There is no way to completely separate the musical and mechanical. Any lesson I’ve ever done where I talk about how to actually play a particular musical phrase, you will hear me talk about how cool it is that we have ways of enabling phrases that were previously out of reach for many of us, and the creative possibility that can arise from that.
Here’s the conclusion of the Volcano Seminar. It’s a short two-minute video. This was not scripted, it was just something I turned on the camera and did. This is what I say in that video, word for word. It could pretty much be a mission statement for Cracking the Code.
The musical value of learning technique is the focus of all these lessons because that’s what got us started down this road. If you feel we’re not doing a good job of communicating this, or if the message isn’t getting across, and especially if you’ve got ideas for how we can improve that messaging, we’ll take that feedback for sure.
Script:
"Man Yngwie Malmsteen, what can we say? We haven’t edited this footage yet, but we’ve probably spent, I’m going to guess, well over three hours talking about Yngwie and the incredible mechanical gifts he bestowed upon us.
Why do we spend so much time talking about Yngwie? Is it because we want to play Yngwie? Well, maybe. It’s great music, you should play it! But it’s also because we want to play… everything else.
Even given what we know now about two-way pickslanting and the sophistication of techniques required to play three not-per-string scales, and all this complexity that exists in the world that maybe we didn’t know about before — even knowing that, if all we ever knew was the Yngwie strategy, if that was the only guitar playing technique we had, you would never go hungry.

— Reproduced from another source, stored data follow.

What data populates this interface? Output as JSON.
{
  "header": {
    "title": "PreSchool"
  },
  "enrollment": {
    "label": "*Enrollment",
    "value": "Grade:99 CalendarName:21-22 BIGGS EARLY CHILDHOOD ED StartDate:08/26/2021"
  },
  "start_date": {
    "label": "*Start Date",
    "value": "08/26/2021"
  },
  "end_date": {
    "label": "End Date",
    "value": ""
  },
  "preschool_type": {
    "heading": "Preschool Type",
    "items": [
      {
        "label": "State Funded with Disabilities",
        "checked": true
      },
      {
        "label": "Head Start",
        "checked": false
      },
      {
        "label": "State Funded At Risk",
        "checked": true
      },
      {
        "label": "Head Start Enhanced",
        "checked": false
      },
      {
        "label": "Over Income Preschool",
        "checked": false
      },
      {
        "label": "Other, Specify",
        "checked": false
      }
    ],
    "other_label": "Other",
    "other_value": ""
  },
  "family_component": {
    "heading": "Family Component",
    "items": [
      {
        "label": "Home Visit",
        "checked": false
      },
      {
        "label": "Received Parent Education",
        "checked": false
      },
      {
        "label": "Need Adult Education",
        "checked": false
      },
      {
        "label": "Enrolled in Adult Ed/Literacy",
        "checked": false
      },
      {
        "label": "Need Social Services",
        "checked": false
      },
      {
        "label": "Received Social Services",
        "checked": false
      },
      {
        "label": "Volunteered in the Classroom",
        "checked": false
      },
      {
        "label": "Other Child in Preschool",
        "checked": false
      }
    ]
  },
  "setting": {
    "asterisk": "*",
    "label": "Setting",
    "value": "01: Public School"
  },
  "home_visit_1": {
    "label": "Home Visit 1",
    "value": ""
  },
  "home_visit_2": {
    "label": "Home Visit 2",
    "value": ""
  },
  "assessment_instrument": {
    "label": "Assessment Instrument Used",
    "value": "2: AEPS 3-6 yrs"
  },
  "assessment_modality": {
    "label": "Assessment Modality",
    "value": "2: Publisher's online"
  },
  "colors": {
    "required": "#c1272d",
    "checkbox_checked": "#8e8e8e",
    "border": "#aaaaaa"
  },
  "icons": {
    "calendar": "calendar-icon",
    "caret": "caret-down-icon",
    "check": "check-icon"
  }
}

There is just an incredible amount of creative possibility in this system. And yes, it’s a “system”, there are rules. You can’t just play a thing because you want to, you have to figure out how to do it. But within those rules, even the restrictions are exciting! It can lead to song ideas and creative inspiration you wouldn’t have hit upon any other way. So dust off those old dragon album covers and take another look at these five simple rules, because within those rules may very well be the freedom that you’re looking for."